敲门声停了一下,又响起来,这次稍微重了点:
“罗局长?您在吗?我是史婉婷,有点事想跟您汇报一下。”
是史婉婷!
罗泽凯的秘书!
何芷慧的心几乎要跳出嗓子眼!
她屏住呼吸,身体僵在办公桌后的阴影里,一动不敢动。
史婉婷怎么会这个点来找罗泽凯?
是凑巧,还是……
“罗局长?您下班了吗?”门外,史婉婷又敲了两下,见一直没回应,脚步声犹犹豫豫地,渐渐远去了。
何芷慧浑身发软,瘫坐在冰凉的地板上,后背的衬衫已经被冷汗浸透。
她大口喘着气,像刚从水里捞出来一样。
太险了!
要是刚才忘了锁门,史婉婷直接就进来了。
等了一会儿,她手脚并用地爬起来,抓起文件袋,又仔细听了听门外确实没动静了,才轻轻拧开门锁。

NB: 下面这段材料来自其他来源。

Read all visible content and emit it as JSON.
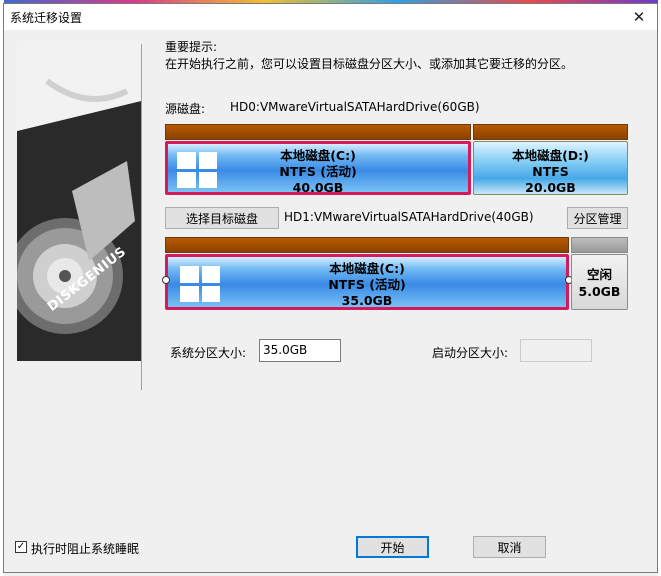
{
  "dialog": {
    "title": "系统迁移设置",
    "close_glyph": "✕"
  },
  "hint": {
    "heading": "重要提示:",
    "body": "在开始执行之前，您可以设置目标磁盘分区大小、或添加其它要迁移的分区。"
  },
  "art": {
    "brand": "DISKGENIUS"
  },
  "source": {
    "label": "源磁盘:",
    "disk_name": "HD0:VMwareVirtualSATAHardDrive(60GB)",
    "partitions": [
      {
        "name": "本地磁盘(C:)",
        "fs": "NTFS (活动)",
        "size": "40.0GB"
      },
      {
        "name": "本地磁盘(D:)",
        "fs": "NTFS",
        "size": "20.0GB"
      }
    ]
  },
  "target": {
    "select_button": "选择目标磁盘",
    "disk_name": "HD1:VMwareVirtualSATAHardDrive(40GB)",
    "manage_button": "分区管理",
    "partitions": [
      {
        "name": "本地磁盘(C:)",
        "fs": "NTFS (活动)",
        "size": "35.0GB"
      },
      {
        "name": "空闲",
        "size": "5.0GB"
      }
    ]
  },
  "fields": {
    "system_size_label": "系统分区大小:",
    "system_size_value": "35.0GB",
    "boot_size_label": "启动分区大小:",
    "boot_size_value": ""
  },
  "footer": {
    "prevent_sleep_label": "执行时阻止系统睡眠",
    "prevent_sleep_checked": true,
    "start_button": "开始",
    "cancel_button": "取消"
  },
  "colors": {
    "selected_border": "#d6195a",
    "disk_bar": "#a05000",
    "partition_blue": "#3a8ae6",
    "default_button_border": "#0078d7"
  }
}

确认走廊空荡荡的,她才像道影子似的闪出去,一路小跑冲向宋涛办公室。
她甚至没顾上敲门,慌慌张张地闯了进去。
宋涛看到她这副样子,又瞥见她怀里那个鼓鼓的牛皮纸袋,眼睛猛地一亮,从椅子上“噌”地站起来:“拿到了?”
“拿……拿到了!”何芷慧声音发颤,“在……在他锁着的抽屉里找到的!太……太要命了!”
宋涛一把抓过文件袋,迫不及待地抽出里面的材料,就着办公桌上明亮的台灯,飞快翻看起来。
随着目光一行行扫过文字、一张张扫过照片,宋涛的脸色越来越难看,额头的青筋都鼓了起来。
尤其是看到最后那几页,罗泽凯提出的那些尖锐问题——
“经办人员和监管部门长期没发现这么明显的承诺不符,是失职还是故意不管?”
“拼命阻止深入调查,到底是什么动机?”
“背后有没有利益输送?”——
每个问题都像一把淬毒的刀子,狠狠扎向他,扎向整个利益网的最深处!
“砰!”
宋涛狠狠一拳捶在桌面上,纸张散了一地。
他脸上的肉因为暴怒而扭曲,眼里几乎要喷出火来:“罗泽凯!真是个疯子!”
何芷慧吓得大气不敢喘,她从没见过宋涛这么失态。
办公室里死一般安静,只有墙上挂钟的秒针“咔、咔、咔”地响,每一声都像敲在倒计时的鼓点上。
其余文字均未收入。